PP024. Effects of intravenous magnesium sulfate on the characteristics of eclamptic seizures induced by electrical stimuli in a rat preeclampsia/eclampsia model.

Abstract

BACKGROUND/AIMS:

Eclampsia is a serious complication of pregnancy and remains a leading cause of maternal mortality worldwide. Magnesium sulfate is commonly used in the prophylaxis and treatment of eclampsia. However, uncertainty remain regarding its anticonvulsant mechanism(s) of action. This study examined the effects of intravenous magnesium sulfate on the characteristics of eclamptic seizures in a rat preeclampsia/eclampsia model.

METHODS:

All rats were implanted with stainless nickel-cadmium alloy bipolar electrodes one week before fertilization. Next, an experimental rat preeclampsia (PE) model was induced on gestational day 14 by anaesthetising rats and infusing over 1 hour into their tail veins lipopolysaccharide (LPS) (1.0μg/kg body weight) (with control rats receiving normal saline). The rats were then divided into three groups: a normal pregnancy (NP) group (n=6) which received a continuous infusion of saline; a control PE model group (n=7) (which had previously received the LPS treatment) which also received a continuous infusion of saline; and a treated PE model group (n=8) (which had previously received the LPS treatment) which received a continuous infusion of magnesium sulfate (60mg/kg/day). The continuous infusions in all three groups were delivered by implanted osmotic minipumps . Measurements were made of blood pressure, albuminuria, serum ALT, AST, and creatinine, BUN and serum magnesium concentrations. On gestational day 18, all experimental rats received a standardized electrical stimulus. Seizure activity was assessed using electroencephalogram (EEG) recordings. Terminations of pregnancy were performed on gestational day 21. Resorptions and pup birth weights were recorded.

RESULTS:

The pregnant LPS treated rats developed many features of human PE (e.g. hypertension, proteinuria, liver and kidney dysfunctions). The mean concentration of Mg(2+) in the magnesium sulfate therapy group (0.86±0.24mmol/L) was significantly higher (p<0.05) than in both the control PE model group (0.61±0.12mmol/L) and the NP group (0.62±0.09mmol/L).
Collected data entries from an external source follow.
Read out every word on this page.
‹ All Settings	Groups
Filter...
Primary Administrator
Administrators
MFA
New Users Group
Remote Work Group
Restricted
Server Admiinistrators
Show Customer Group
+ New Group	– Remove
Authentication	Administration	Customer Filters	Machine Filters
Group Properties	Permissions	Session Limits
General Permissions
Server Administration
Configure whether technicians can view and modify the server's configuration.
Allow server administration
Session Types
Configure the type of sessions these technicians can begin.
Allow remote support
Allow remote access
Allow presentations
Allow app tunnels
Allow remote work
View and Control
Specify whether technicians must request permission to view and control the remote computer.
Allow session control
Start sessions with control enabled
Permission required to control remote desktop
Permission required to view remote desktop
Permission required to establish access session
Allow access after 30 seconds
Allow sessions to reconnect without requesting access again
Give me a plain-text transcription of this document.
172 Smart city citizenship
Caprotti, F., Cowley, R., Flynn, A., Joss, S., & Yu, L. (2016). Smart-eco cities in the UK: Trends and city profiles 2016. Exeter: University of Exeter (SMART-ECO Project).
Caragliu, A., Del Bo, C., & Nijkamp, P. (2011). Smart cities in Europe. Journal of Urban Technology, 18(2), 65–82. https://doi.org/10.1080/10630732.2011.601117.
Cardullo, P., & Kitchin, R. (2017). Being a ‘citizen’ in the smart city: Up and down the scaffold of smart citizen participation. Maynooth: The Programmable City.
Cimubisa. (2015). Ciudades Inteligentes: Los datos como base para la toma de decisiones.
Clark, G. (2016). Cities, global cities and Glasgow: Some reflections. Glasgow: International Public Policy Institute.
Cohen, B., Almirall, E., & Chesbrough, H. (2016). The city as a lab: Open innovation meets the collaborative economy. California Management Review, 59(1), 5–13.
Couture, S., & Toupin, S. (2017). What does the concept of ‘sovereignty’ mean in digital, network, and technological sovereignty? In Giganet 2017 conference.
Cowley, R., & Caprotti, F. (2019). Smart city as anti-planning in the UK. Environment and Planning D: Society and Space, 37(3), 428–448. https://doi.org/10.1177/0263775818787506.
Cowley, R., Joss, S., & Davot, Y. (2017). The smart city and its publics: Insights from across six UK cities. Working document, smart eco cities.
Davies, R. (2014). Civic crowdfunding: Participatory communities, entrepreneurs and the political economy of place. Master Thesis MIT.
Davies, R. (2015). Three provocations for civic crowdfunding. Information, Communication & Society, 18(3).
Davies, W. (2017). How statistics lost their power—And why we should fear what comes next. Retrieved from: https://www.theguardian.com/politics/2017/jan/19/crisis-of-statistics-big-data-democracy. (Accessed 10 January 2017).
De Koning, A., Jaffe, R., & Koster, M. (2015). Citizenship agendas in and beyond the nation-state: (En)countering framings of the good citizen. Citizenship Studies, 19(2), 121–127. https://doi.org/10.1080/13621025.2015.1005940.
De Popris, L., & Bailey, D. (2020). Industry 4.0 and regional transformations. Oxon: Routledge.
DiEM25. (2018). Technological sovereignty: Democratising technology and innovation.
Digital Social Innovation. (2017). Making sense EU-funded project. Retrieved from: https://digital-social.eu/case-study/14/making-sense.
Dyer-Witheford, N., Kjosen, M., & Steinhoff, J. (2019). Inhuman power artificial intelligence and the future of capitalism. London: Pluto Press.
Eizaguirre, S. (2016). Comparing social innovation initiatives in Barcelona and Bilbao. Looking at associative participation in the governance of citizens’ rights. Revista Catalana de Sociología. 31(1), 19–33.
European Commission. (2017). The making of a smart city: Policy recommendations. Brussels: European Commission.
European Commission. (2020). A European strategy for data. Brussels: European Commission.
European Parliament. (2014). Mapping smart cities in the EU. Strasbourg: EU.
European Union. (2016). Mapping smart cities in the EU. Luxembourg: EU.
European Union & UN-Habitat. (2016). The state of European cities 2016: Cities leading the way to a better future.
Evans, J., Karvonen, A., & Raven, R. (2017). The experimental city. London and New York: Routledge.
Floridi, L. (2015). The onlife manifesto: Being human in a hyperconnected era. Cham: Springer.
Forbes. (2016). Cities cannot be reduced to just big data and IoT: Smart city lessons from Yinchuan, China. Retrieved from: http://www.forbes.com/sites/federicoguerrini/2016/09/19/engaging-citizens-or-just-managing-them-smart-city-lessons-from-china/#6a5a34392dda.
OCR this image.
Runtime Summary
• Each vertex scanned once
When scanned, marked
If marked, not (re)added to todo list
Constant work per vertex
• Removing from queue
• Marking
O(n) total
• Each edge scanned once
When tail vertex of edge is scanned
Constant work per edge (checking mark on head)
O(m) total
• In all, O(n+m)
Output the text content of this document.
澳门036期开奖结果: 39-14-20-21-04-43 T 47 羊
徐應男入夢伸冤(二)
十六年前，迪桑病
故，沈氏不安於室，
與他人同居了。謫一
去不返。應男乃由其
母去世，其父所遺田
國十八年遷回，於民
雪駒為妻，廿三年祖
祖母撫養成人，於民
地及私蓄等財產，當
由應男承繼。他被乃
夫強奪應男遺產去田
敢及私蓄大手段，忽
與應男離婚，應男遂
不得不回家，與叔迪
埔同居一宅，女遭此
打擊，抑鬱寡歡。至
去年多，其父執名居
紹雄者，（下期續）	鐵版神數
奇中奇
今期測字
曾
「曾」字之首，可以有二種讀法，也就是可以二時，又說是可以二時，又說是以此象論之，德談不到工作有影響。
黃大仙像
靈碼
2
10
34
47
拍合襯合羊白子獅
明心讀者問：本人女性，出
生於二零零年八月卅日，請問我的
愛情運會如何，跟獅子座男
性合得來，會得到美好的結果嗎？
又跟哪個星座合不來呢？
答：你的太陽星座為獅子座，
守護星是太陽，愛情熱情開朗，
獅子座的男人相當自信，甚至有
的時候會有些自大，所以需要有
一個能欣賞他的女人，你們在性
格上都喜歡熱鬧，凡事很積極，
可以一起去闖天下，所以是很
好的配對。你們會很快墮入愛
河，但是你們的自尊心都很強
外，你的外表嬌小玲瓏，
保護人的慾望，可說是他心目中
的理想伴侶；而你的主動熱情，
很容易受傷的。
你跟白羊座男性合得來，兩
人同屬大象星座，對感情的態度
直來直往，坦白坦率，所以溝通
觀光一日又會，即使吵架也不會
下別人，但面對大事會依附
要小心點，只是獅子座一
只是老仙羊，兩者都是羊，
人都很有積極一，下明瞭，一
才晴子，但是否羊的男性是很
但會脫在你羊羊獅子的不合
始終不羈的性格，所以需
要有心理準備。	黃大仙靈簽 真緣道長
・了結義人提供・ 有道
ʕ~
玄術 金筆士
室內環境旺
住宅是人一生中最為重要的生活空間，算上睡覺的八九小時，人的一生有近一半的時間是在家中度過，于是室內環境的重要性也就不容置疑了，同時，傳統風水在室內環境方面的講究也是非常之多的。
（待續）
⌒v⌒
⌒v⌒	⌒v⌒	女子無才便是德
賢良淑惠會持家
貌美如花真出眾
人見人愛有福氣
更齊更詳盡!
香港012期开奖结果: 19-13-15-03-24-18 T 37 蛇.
The magnesium sulfate therapy group had a significantly (p<0.05) increased latency period (21.7±8.9min) to evoke a full motor seizure compared to both the NP group (4.8±2.2min)and the control PE model group (3.3±1.4min), there being no significant difference (p>0.05) between the latency periods of the NP group and the control PE model group. Overall, the magnesium sulfate therapy regimen completely prevented seizure activity in 3/8 (37.5%) of the treated PE model rats compared to 6/6 (100%) of the NP rats and 7/7 (100%) of the control PE rats. The treated PE model group also had significantly (p<0.05) reduced seizure duration (26±4s) compared to both the NP (40±7s) and the control PE model (45±9s) groups. As well, there was a significantly (p<0.05) shorter EEG seizure amplitude change in the treated PE model group (58±6μv).

CONCLUSION:

In this rat preeclamsia/eclampsia model, the anticonvulsant characteristics of magnesium sulfate have been shown to include significantly increasing seizure latency period, reducing seizure duration and decreasing seizure EEG amplitude.